Do you want to become a content creator? Here’s something that I’ve learned that may or may not help you out:

What do you want to do? Lots of guys hand out advice about finding specific niches and focusing on them. That’s solid safe advice, especially if you are looking to monetize and sell things. But what happens if you burn out, the niche runs its course, or you find you want to do something else? Now you have to create another channel on YouTube, or you have to buy another domain name and start another website. Nothing wrong with that if that is your thing, and if it is, by all means, do that. But what if you don’t want to “start over” again? What then?

That’s why I chose the domain RobSays.net. It’s about me talking about me. I can talk about things “red pill,” I can talk about things related to motorcycling, and I can talk about things related to editing and creating videos. I can cover it all if I want and I don’t have to keep making websites and starting over.

It probably isn’t a good way to monetize and sell things, but then again, I don’t care about monetizing and selling things. I create the content that I like and that I want. Since I’m not trying to monetize or sell things, I don’t need to keep an eye on the competition and see what they are doing.
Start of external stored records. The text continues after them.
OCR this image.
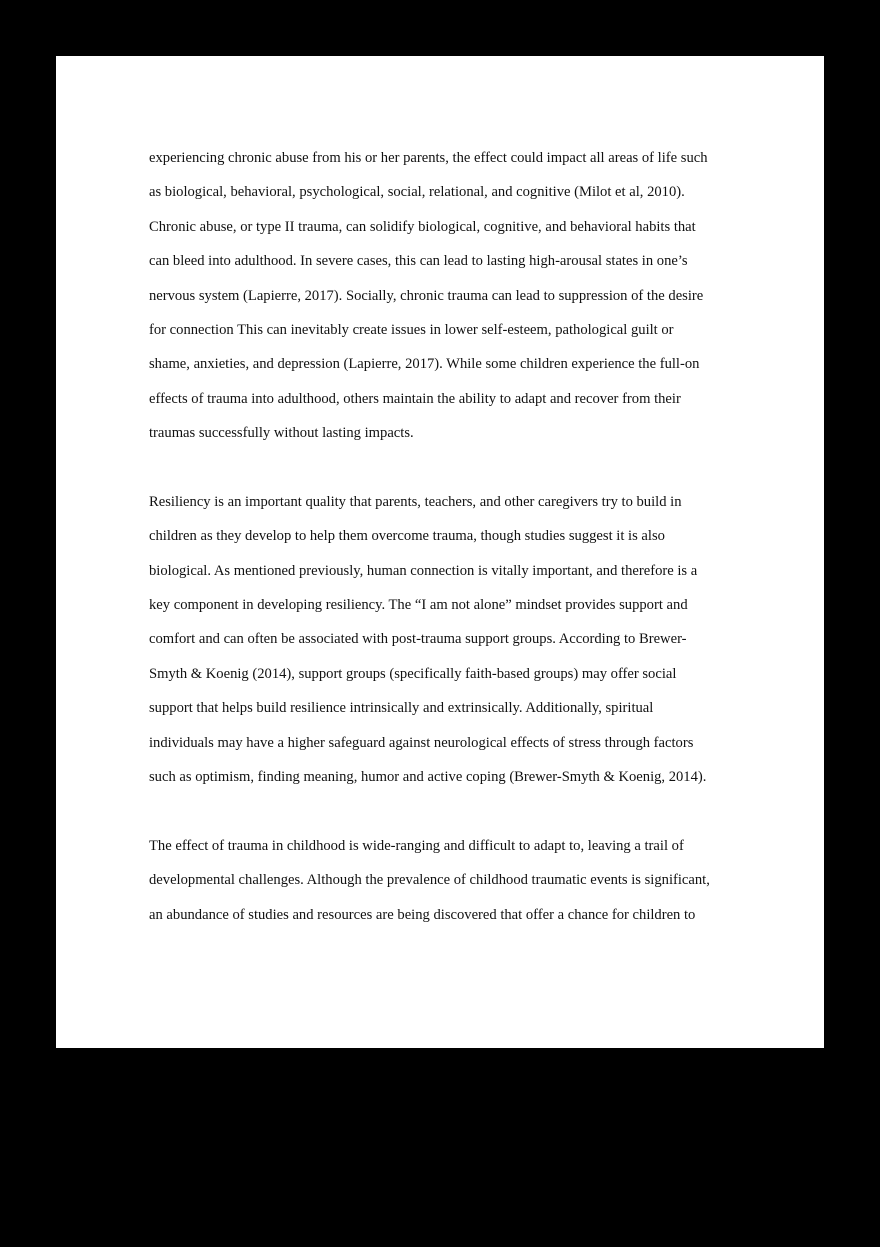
experiencing chronic abuse from his or her parents, the effect could impact all areas of life such
as biological, behavioral, psychological, social, relational, and cognitive (Milot et al, 2010).
Chronic abuse, or type II trauma, can solidify biological, cognitive, and behavioral habits that
can bleed into adulthood. In severe cases, this can lead to lasting high-arousal states in one’s
nervous system (Lapierre, 2017). Socially, chronic trauma can lead to suppression of the desire
for connection This can inevitably create issues in lower self-esteem, pathological guilt or
shame, anxieties, and depression (Lapierre, 2017). While some children experience the full-on
effects of trauma into adulthood, others maintain the ability to adapt and recover from their
traumas successfully without lasting impacts.
Resiliency is an important quality that parents, teachers, and other caregivers try to build in
children as they develop to help them overcome trauma, though studies suggest it is also
biological. As mentioned previously, human connection is vitally important, and therefore is a
key component in developing resiliency. The “I am not alone” mindset provides support and
comfort and can often be associated with post-trauma support groups. According to Brewer-
Smyth & Koenig (2014), support groups (specifically faith-based groups) may offer social
support that helps build resilience intrinsically and extrinsically. Additionally, spiritual
individuals may have a higher safeguard against neurological effects of stress through factors
such as optimism, finding meaning, humor and active coping (Brewer-Smyth & Koenig, 2014).
The effect of trauma in childhood is wide-ranging and difficult to adapt to, leaving a trail of
developmental challenges. Although the prevalence of childhood traumatic events is significant,
an abundance of studies and resources are being discovered that offer a chance for children to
There are plenty of guys trying to cash in on the “red pill” right now. Lots of YouTube channels that are all saying the same things and regurgitating the top guys. Almost all of them are doing outrage porn. It’s become saturated and boring. Different guys, different camera angles, different quality, same message. The top guys have it covered, I’ll just stick with them and honestly I don’t even watch a lot of what they have to say anymore because I’ve already heard them say it before. I guess this is what is called “Life After The Red Pill.”
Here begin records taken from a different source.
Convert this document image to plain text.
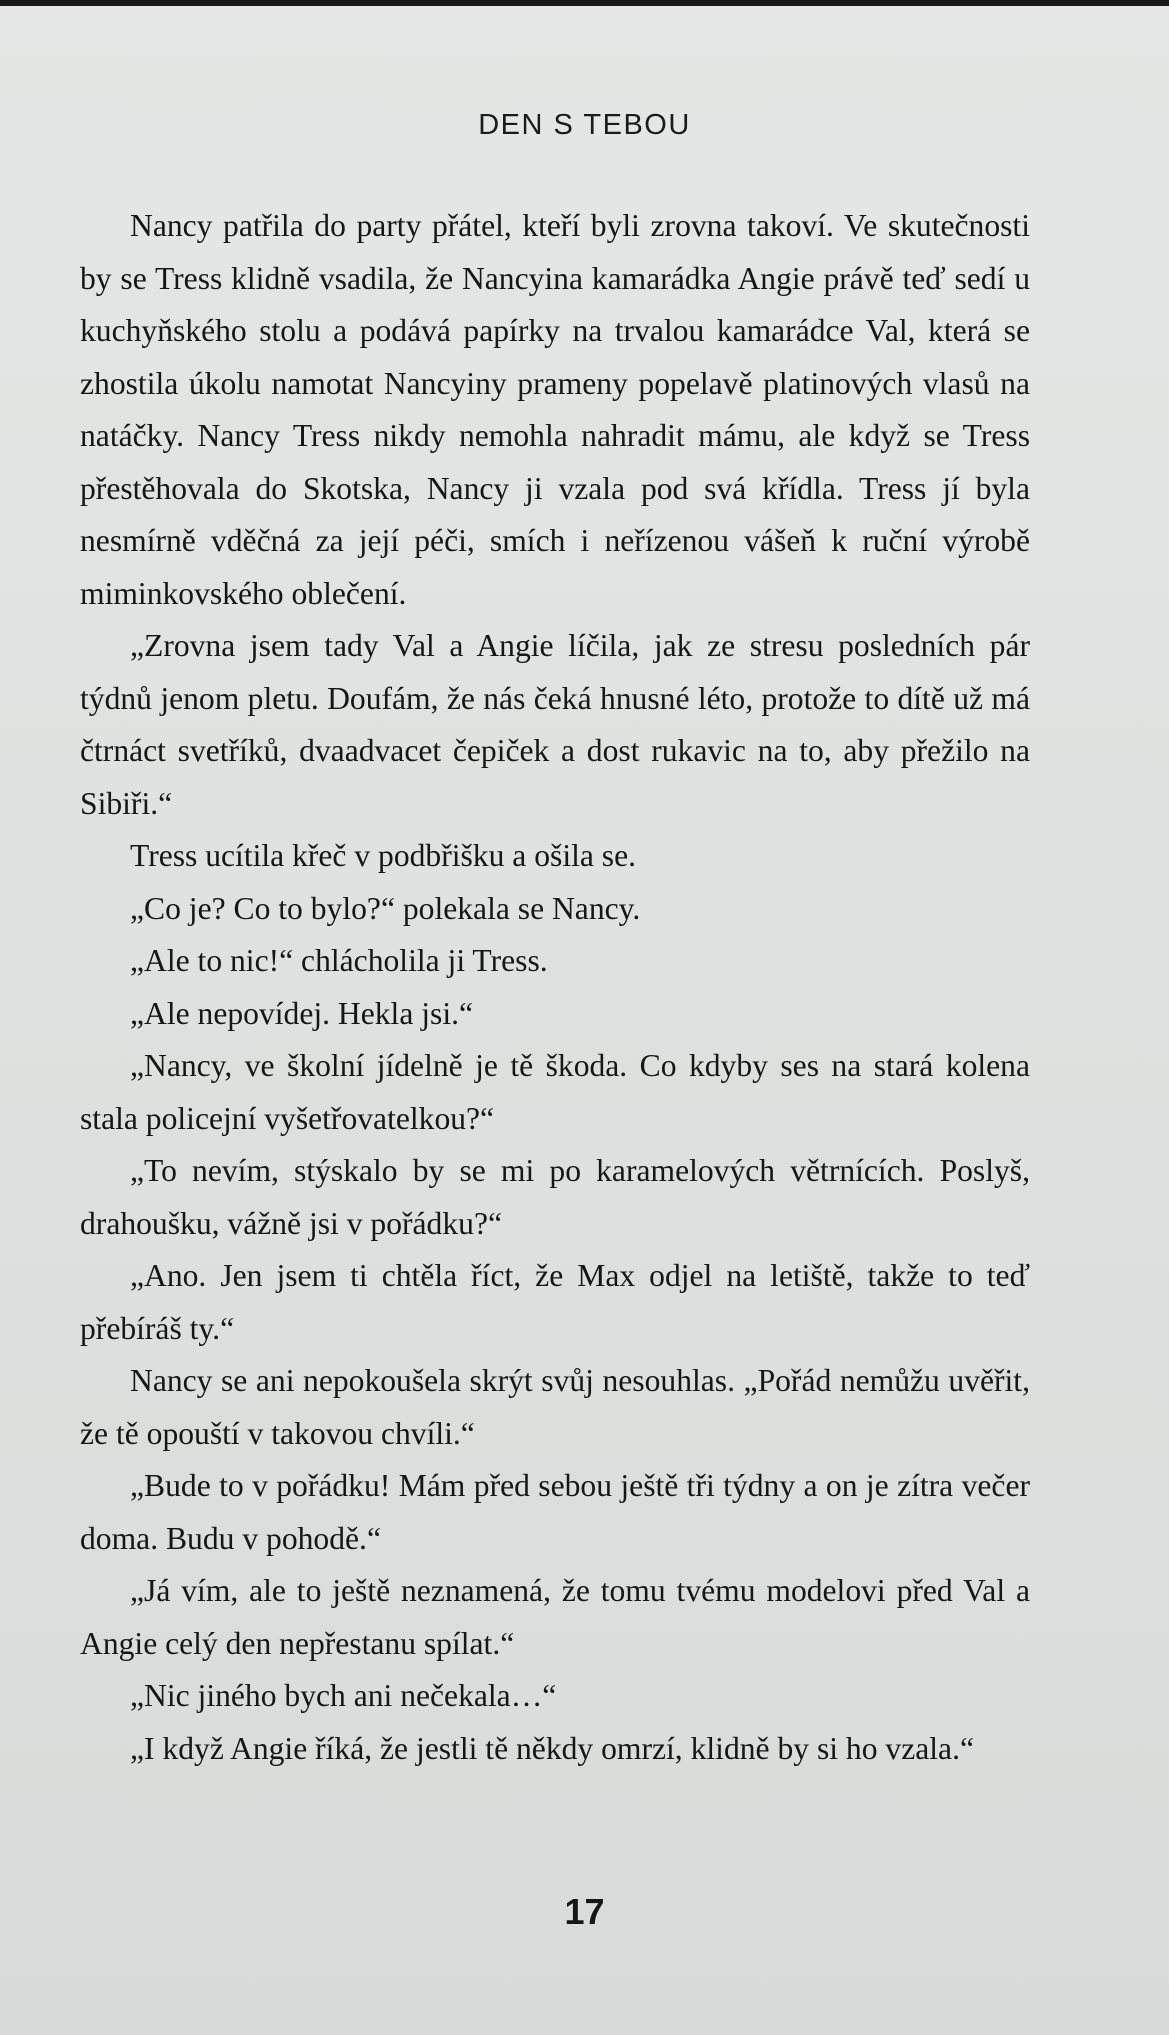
DEN S TEBOU

Nancy patřila do party přátel, kteří byli zrovna takoví. Ve skutečnosti by se Tress klidně vsadila, že Nancyina kamarádka Angie právě teď sedí u kuchyňského stolu a podává papírky na trvalou kamarádce Val, která se zhostila úkolu namotat Nancyiny prameny popelavě platinových vlasů na natáčky. Nancy Tress nikdy nemohla nahradit mámu, ale když se Tress přestěhovala do Skotska, Nancy ji vzala pod svá křídla. Tress jí byla nesmírně vděčná za její péči, smích i neřízenou vášeň k ruční výrobě miminkovského oblečení.

„Zrovna jsem tady Val a Angie líčila, jak ze stresu posledních pár týdnů jenom pletu. Doufám, že nás čeká hnusné léto, protože to dítě už má čtrnáct svetříků, dvaadvacet čepiček a dost rukavic na to, aby přežilo na Sibiři.“

Tress ucítila křeč v podbřišku a ošila se.

„Co je? Co to bylo?“ polekala se Nancy.

„Ale to nic!“ chlácholila ji Tress.

„Ale nepovídej. Hekla jsi.“

„Nancy, ve školní jídelně je tě škoda. Co kdyby ses na stará kolena stala policejní vyšetřovatelkou?“

„To nevím, stýskalo by se mi po karamelových větrnících. Poslyš, drahoušku, vážně jsi v pořádku?“

„Ano. Jen jsem ti chtěla říct, že Max odjel na letiště, takže to teď přebíráš ty.“

Nancy se ani nepokoušela skrýt svůj nesouhlas. „Pořád nemůžu uvěřit, že tě opouští v takovou chvíli.“

„Bude to v pořádku! Mám před sebou ještě tři týdny a on je zítra večer doma. Budu v pohodě.“

„Já vím, ale to ještě neznamená, že tomu tvému modelovi před Val a Angie celý den nepřestanu spílat.“

„Nic jiného bych ani nečekala…“

„I když Angie říká, že jestli tě někdy omrzí, klidně by si ho vzala.“

17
I think when you decide to become a content creator, it’s ideally because you aren’t finding other people doing the stuff that you want to see, hear, and/or read. So you start making it yourself. I know I take great satisfaction in the videos and the blog posts I have made, even if I never watch or read them again, and in all honesty, I almost never do watch my videos or read my blog posts after they are published. I know what I said or wrote, why do I want to revisit it yet again? Also, my inner critic will come out and start pointing out the flaws and the mistakes and then I’ll want to revise and remake whatever it was, so that I can get it “perfect.” And we all know what happens when that happens…
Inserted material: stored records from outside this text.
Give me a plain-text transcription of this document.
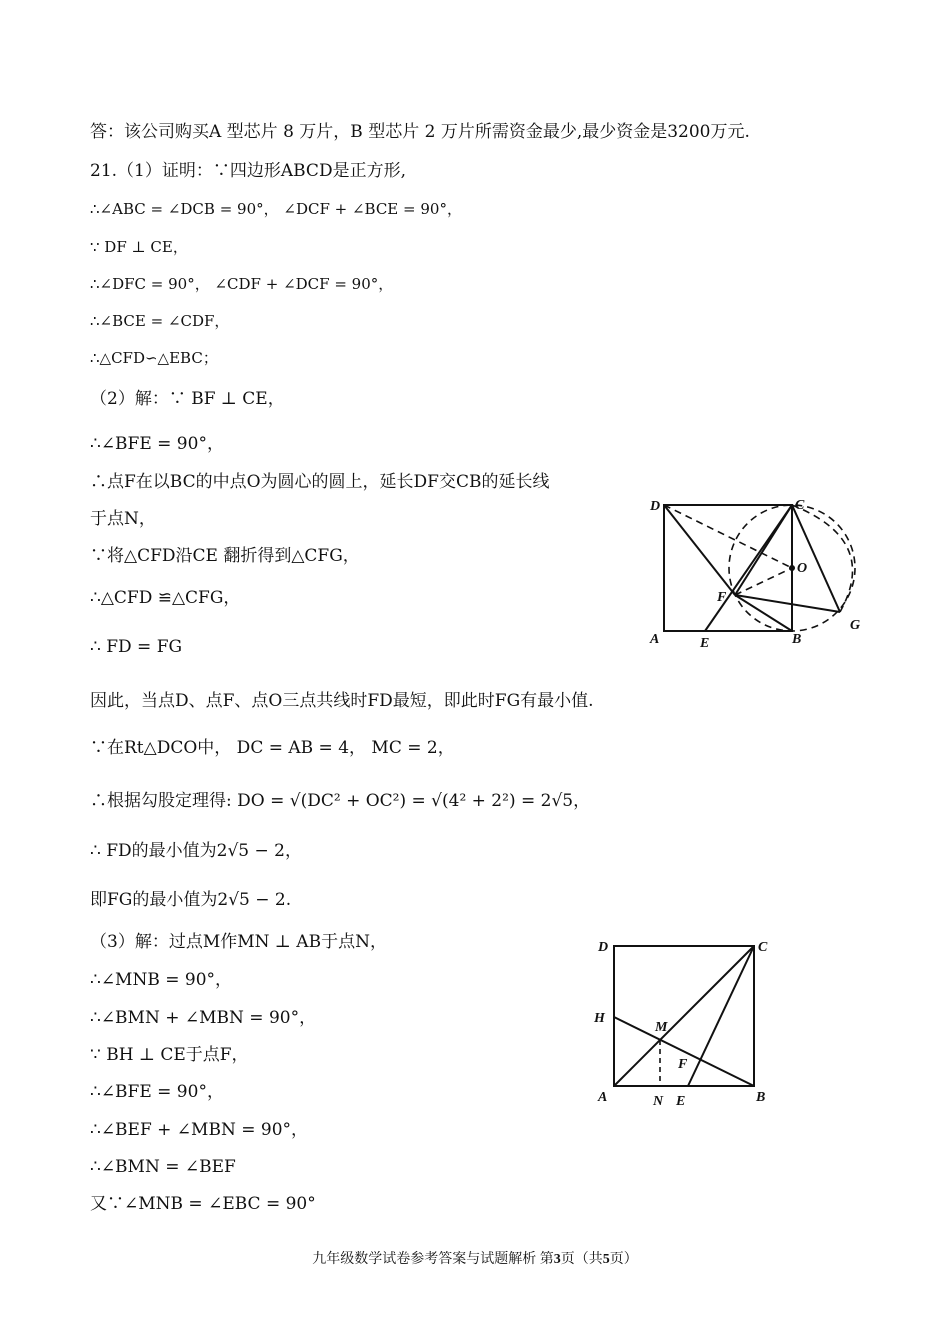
答：该公司购买A 型芯片 8 万片，B 型芯片 2 万片所需资金最少,最少资金是3200万元.
21.（1）证明：∵四边形ABCD是正方形,
∴∠ABC = ∠DCB = 90°， ∠DCF + ∠BCE = 90°，
∵ DF ⊥ CE，
∴∠DFC = 90°， ∠CDF + ∠DCF = 90°，
∴∠BCE = ∠CDF，
∴△CFD∽△EBC；
（2）解：∵ BF ⊥ CE，
∴∠BFE = 90°，
∴点F在以BC的中点O为圆心的圆上，延长DF交CB的延长线
于点N，
∵将△CFD沿CE 翻折得到△CFG，
∴△CFD ≌△CFG，
∴ FD = FG
因此，当点D、点F、点O三点共线时FD最短，即此时FG有最小值.
∵在Rt△DCO中， DC = AB = 4， MC = 2，
∴根据勾股定理得: DO = √(DC² + OC²) = √(4² + 2²) = 2√5，
∴ FD的最小值为2√5 − 2，
即FG的最小值为2√5 − 2.
（3）解：过点M作MN ⊥ AB于点N，
∴∠MNB = 90°，
∴∠BMN + ∠MBN = 90°，
∵ BH ⊥ CE于点F，
∴∠BFE = 90°，
∴∠BEF + ∠MBN = 90°，
∴∠BMN = ∠BEF
又∵∠MNB = ∠EBC = 90°
D	C
O
F
G
A	E	B
D	C
H
M
F
A	N E	B
九年级数学试卷参考答案与试题解析 第3页（共5页）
Recently I’ve unsubscribed to a lot of channels on YouTube and same with a bunch of blogs that I used to read. I don’t have the time or the interest anymore, so it’s time that I move on from them. Some of the channels and blogs I have followed for years, others for a shorter period of time, but either way, it’s time to move on.

Whatever you want to do, do it authentically. I guess you can authentically regurgitate your favorite guru and rip him off, but can you really? Don’t bother answering that question, it’s rhetorical. I guess you can authentically talk about the latest outrage, but keep in mind that other guys have probably beaten you to it already and you’ll just be another channel or another blog talking about the same outrage as everybody else. Outrage gets tiresome after awhile and from guys I’ve been interacting with, they are looking for something different now. They are getting tired of the outrage as well. I guess we have all hit the stage of “Life After The Red Pill.”

Whatever you do, do it your way, in your style, with your own voice. That’s authentic.

So if you want to become a content creator, start there. Start with “What do you want to do?” Start with something that you would like to see or read, or hear and you aren’t finding it anywhere else and then create that. And be authentic with it. Show who you are in your way of creating and presenting your content.